António Reis. PR recorda ator como "um dinamizador do teatro em Portugal"

por Lusa

O Presidente da República, Marcelo Rebelo de Sousa, recordou hoje o ator António Reis como "um dinamizador do teatro em Portugal" e uma "figura" da cidade do Porto, apresentando as condolências à família do artista, que morreu na terça-feira.

"Enérgico, carismático e generoso, era uma figura da sua cidade e um dinamizador do teatro em Portugal", salientou o chefe de Estado num comunicado publicado no `site` na Internet da Presidência.

Lembrando António Reis com um dos fundadores da Seiva Trupe em 1973, depois ter integrado o Teatro Experimental do Porto, Marcelo Rebelo de Sousa referiu que o ator "esteve ligado (...) a duas das mais marcantes companhias de teatro da cidade [do Porto] e do país".

"Com a Seiva Trupe, apresentou espetáculos a partir de textos de Shakespeare ou de Copi, bem como o inesperado sucesso «Um Cálice de Porto», além de ter sido diretor da Academia Contemporânea do Espectáculo e um dos fundadores do FITEI -- Festival de Teatro de Expressão Ibérica, momento alto da programação cultural portuense. Trabalhou também em televisão e foi ator em vários filmes de Manoel de Oliveira", sublinhou.

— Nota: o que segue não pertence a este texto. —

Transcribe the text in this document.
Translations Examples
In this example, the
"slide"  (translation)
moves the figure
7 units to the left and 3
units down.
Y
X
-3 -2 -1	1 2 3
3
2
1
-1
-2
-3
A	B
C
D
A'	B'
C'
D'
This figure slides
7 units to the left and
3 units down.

O ator António Reis, cofundador da Seiva Trupe e do Festival Internacional de Teatro de Expressão Ibérica (FITEI), morreu terça-feira, aos 77 anos, no Porto, em consequência de doença prolongada, disse à agência Lusa fonte da companhia teatral.

"Ao seu nome ficam ligadas memórias e as raízes do teatro no Porto", sublinhou a Companhia Seiva Trupe, lamentando que perde "um dos seus alicerces em que se fundou e cresceu nestes mais de 48 anos".

António Reis iniciou atividade nos anos de 1960 no Grupo dos Modestos, num espetáculo de Joseph Kesserling, e ingressou depois no Teatro Experimental do Porto, em 1970, onde fez a estreia profissional e trabalhou durante dois anos.

Em 1973, juntamente com Júlio Cardoso e Estrela Novais -- também vindos do Teatro Experimental do Porto -, António Reis cofundou a Seiva Trupe, onde foi ator, mas também encenador, cenógrafo, diretor de produção e diretor de cena, refere o Centro de Estudos de Teatro, da Universidade de Lisboa, na sua base de dados.

"Foram dezenas os êxitos, quer no palco, quer como corresponsável da emblemática estrutura teatral do Porto, sendo difícil distinguir, pelas suas qualidade e personalidade inconfundíveis, a escolha entre o famoso `Um Cálice de Porto` ou, antes, em `Perdidos numa Noite Suja` de Plínio Marcos, ou, depois em `Macbeth` de Shakespeare ou `Uma Visita Inoportuna" de Copi`, escreveu o Seiva Trupe em nota de pesar.

A par do teatro, António Reis também fez cinema e televisão, tendo trabalhado, sobretudo, com Manoel de Oliveira, em filmes como "Vale Abraão" (1992) e "Singularidades de uma rapariga loira" (2008).

António Reis foi igualmente um dos fundadores do FITEI -- Festival de Teatro de Expressão Ibérica e, ao longo da carreira, recebeu alguns prémios pelo labor no teatro português, nomeadamente a Medalha de Mérito Cultural da Câmara Municipal do Porto (1988), a comenda da Ordem do Infante (1995) e o prémio Lorca, pela Universidade de Granada em Espanha (1995).